I really like the idea of the We The People site. The bulk of the most popular petitions maybe not so much. You have to scroll down a bit to come to a tax related petition of interest. Repeal DOMA. I signed that sucker. (I know DOMA is about much more than taxes, but that is the part I have been writing about). I think the the thing to do with the Westboro Baptist Church, which is the focus of several of the most popular petitions, is to ignore them. Clearly there are a few hundred thousand people, who think otherwise.

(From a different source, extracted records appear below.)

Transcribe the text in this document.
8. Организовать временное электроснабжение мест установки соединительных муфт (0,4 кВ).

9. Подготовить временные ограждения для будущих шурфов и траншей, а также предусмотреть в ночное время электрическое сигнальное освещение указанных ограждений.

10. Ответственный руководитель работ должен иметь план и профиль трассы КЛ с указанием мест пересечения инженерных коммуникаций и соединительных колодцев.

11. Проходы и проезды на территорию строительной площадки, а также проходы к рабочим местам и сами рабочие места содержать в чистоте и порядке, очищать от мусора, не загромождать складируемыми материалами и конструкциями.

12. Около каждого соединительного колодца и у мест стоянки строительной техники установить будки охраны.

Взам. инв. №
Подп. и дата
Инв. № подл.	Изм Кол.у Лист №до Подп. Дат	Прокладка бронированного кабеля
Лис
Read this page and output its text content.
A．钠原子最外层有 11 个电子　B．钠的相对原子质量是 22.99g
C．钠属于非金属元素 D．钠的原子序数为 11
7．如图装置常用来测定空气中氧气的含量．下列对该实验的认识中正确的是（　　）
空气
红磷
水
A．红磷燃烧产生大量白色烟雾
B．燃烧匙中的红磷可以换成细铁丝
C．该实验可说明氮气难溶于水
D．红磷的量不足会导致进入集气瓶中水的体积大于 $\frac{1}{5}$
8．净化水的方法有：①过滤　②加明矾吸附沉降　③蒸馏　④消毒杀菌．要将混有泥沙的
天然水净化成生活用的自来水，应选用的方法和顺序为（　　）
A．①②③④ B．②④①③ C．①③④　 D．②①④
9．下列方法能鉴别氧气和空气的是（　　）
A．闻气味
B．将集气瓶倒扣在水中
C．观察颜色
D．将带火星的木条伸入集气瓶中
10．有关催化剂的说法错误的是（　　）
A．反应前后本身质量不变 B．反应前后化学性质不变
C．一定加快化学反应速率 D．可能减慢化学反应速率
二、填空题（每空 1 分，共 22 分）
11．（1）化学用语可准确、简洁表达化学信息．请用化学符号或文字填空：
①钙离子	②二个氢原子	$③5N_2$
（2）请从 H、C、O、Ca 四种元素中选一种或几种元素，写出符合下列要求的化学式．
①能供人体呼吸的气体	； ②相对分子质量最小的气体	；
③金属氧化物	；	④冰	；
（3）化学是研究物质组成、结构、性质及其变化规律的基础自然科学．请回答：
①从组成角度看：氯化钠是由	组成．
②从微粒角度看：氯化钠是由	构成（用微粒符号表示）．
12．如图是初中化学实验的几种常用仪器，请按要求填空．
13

What I Would Like To See On We The People
What I suggested in a previous post is that people who have spent a lot of time looking at tax returns, following tax litigation or in some other way studying our existing tax system put up some tightly focused petitions that might contribute to the cause of simplification. Ideally they should be, at least arguably, revenue neutral or in the case of egregious abuses revenue positive. It is easy to say we should get rid of the AMT or the estate tax or as one petition puts it: Replace the federal income tax code with a simple flat tax!, but the devil is in the details. It is distressing to think about it, but everything that is there is there because somebody thought it was a good idea. A lot of the more complicated provisions like the at-risk rules and the passive activity loss rules are responses to complicated schemes that people devised to frustrate a previously simpler tax code.
A Good Example
My friend Robert Baty inspired me in this. He put up a petition to repeal Code Section 107. It will not be searchable on the site until it gets 150 signatures. Code Section 107 allows “ministers of the gospel” to receive a tax-free housing allowance. There is no dollar limit making for televangelists and mega-church ministers using tax deductible donation to fund out-sized tax-free housing allowances. The definition of “minister of the gospel” is also rather elastic allowing for “basketball ministers”. Bob was an IRS Appeals officer and he has carried the fight against the “basketball minister” travesty into retirement. Personally I think that Code Section 107 should be reformed a bit rather than repealed, but I signed the petition to help the discussion along.
My First Petition
I decided that if I was going to challenge my readers and fellow tax bloggers to put up some tightly focused tax petitions, I should do a couple myself. Here is my first one:
Get The IRS Out Of Defining Family
Our tax code’s system of individual taxation is based on the typical American family of the 1950s. Significant simplification could be achieved by replacing the current four individual filing statuses with one and replacing personal and dependency exemptions with a single freely transferable credit.
Details
1. One filing status for individuals
2. No deductions for dependents
3. A freely transferable credit designed to achieve revenue neutrality with the current system. Credits of dependent children allocated by agreement of custodial parents, but defaulting to the mother if no agreement is reached.
4. Earned income taxed to person who earned it regardless of state community property laws.
Why This Is A Good Idea
The main objection to this proposal is that if it went through the Tax Court might have to lay off a couple of judges. I at least look at every Tax Court decision and read most of them entirely in order to be able to write about a few of them. In the last couple of weeks there have been four decisions about dependency deductions. “Innocent spouse “cases, where someone sees the dark side of joint returns are a regular occurrence. Then there is the mucking fess that conflicting laws about same sex marriage have created.
I really don’t have a lot of hope that this petition or my next one are going to get very far, but I want to let you know the type of thing that I have in mind. I will write a post about any tax petitions that have this type of focus regardless of whether I agree with them or not.